Fostering a Pet: Frequently Asked Questions
Do you want to welcome a pet into your home but are unsure if you are ready to make a long-term commitment? Fostering could be the perfect solution. We’ve answered some of the most frequently asked questions when it comes to providing foster care to animals that need it most.
1. What’s the difference between fostering and adopting, and how should I choose?
2. How long does fostering last?
A fostering period can last anywhere from a few weeks to several months. Foster length varies depending on the age and breed of an animal. Some pets take longer to be adopted than others and some have special needs that require additional consideration on the part of potential adopters. Thus, be prepared to foster your pet for at least six months, although in most cases it will be much shorter, and in rare cases longer. You should also speak with your shelter or rescue organization about any time restrictions you may have.
3. What’s the financial commitment for fostering a pet?

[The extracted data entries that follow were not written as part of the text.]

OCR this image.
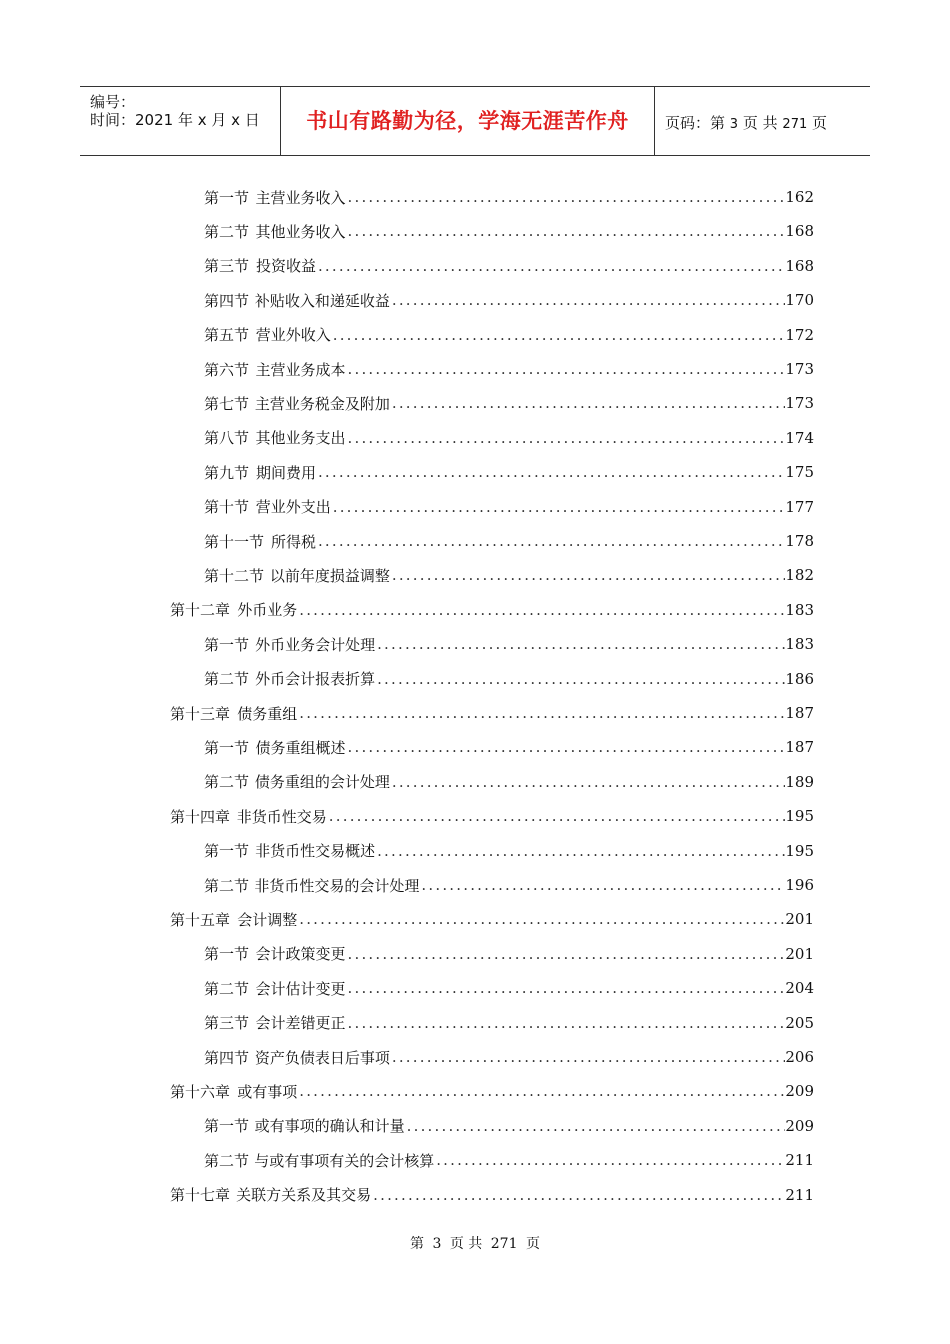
编号：
时间：2021 年 x 月 x 日	书山有路勤为径，学海无涯苦作舟	页码：第 3 页 共 271 页
第一节 主营业务收入 .....	162
第二节 其他业务收入 .....	168
第三节 投资收益 .....	168
第四节 补贴收入和递延收益 .....	170
第五节 营业外收入 .....	172
第六节 主营业务成本 .....	173
第七节 主营业务税金及附加 .....	173
第八节 其他业务支出 .....	174
第九节 期间费用 .....	175
第十节 营业外支出 .....	177
第十一节 所得税 .....	178
第十二节 以前年度损益调整 .....	182
第十二章 外币业务 .....	183
第一节 外币业务会计处理 .....	183
第二节 外币会计报表折算 .....	186
第十三章 债务重组 .....	187
第一节 债务重组概述 .....	187
第二节 债务重组的会计处理 .....	189
第十四章 非货币性交易 .....	195
第一节 非货币性交易概述 .....	195
第二节 非货币性交易的会计处理 .....	196
第十五章 会计调整 .....	201
第一节 会计政策变更 .....	201
第二节 会计估计变更 .....	204
第三节 会计差错更正 .....	205
第四节 资产负债表日后事项 .....	206
第十六章 或有事项 .....	209
第一节 或有事项的确认和计量 .....	209
第二节 与或有事项有关的会计核算 .....	211
第十七章 关联方关系及其交易 .....	211
第 3 页 共 271 页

In most cases, nothing! Nearly all shelters or rescue organizations will pay for the main necessities of pet fostering, i.e. food, bedding, collars, crates, vet visits, etc. Some even offer free training courses for pets and foster parents. Before becoming a foster parent be sure to ask your shelter or rescue organization what your specific financial responsibilities will be, as each organization varies slightly.
4. Can I give my foster pet a new name?
Almost all shelter animals will come with some kind of a name picked by their previous owners or by staff at the shelter or rescue organization. If a pet has had his name for many years but you’re set on changing it to something you like, try choosing a name that starts with the same letter and has the same number of syllables. Another trick is adding your chosen name at the end of his, so “Buddy” could become “Buddy Copper” for a while until finally you drop off the first half and he starts answering to your chosen name.
5. Can I just play with my pet or do I have to teach him things too?
While fostering can be immensely enjoyable, it does require work.
Becoming a foster parent means you may be asked to encourage your foster pet to improve basic training or behavioral issues he may have picked up previously. Some animals will need to be housetrained. Similar to adoption, the specific training responsibilities of foster parents will vary depending on the pet’s age and previous living environments.
6. I work full-time. Can I still foster?
Yes. Many pet owners work full-time and are fully able to care for their pets. Be sure to tell the shelter or rescue organization staff what kind of schedule and supervision you can afford to give your foster pet and they will do their best to find you the best match. In general, animals need more sleep than humans. So while you are at work, your foster pet will be able to catch up on some much needed rest after spending time in an over-stimulating shelter.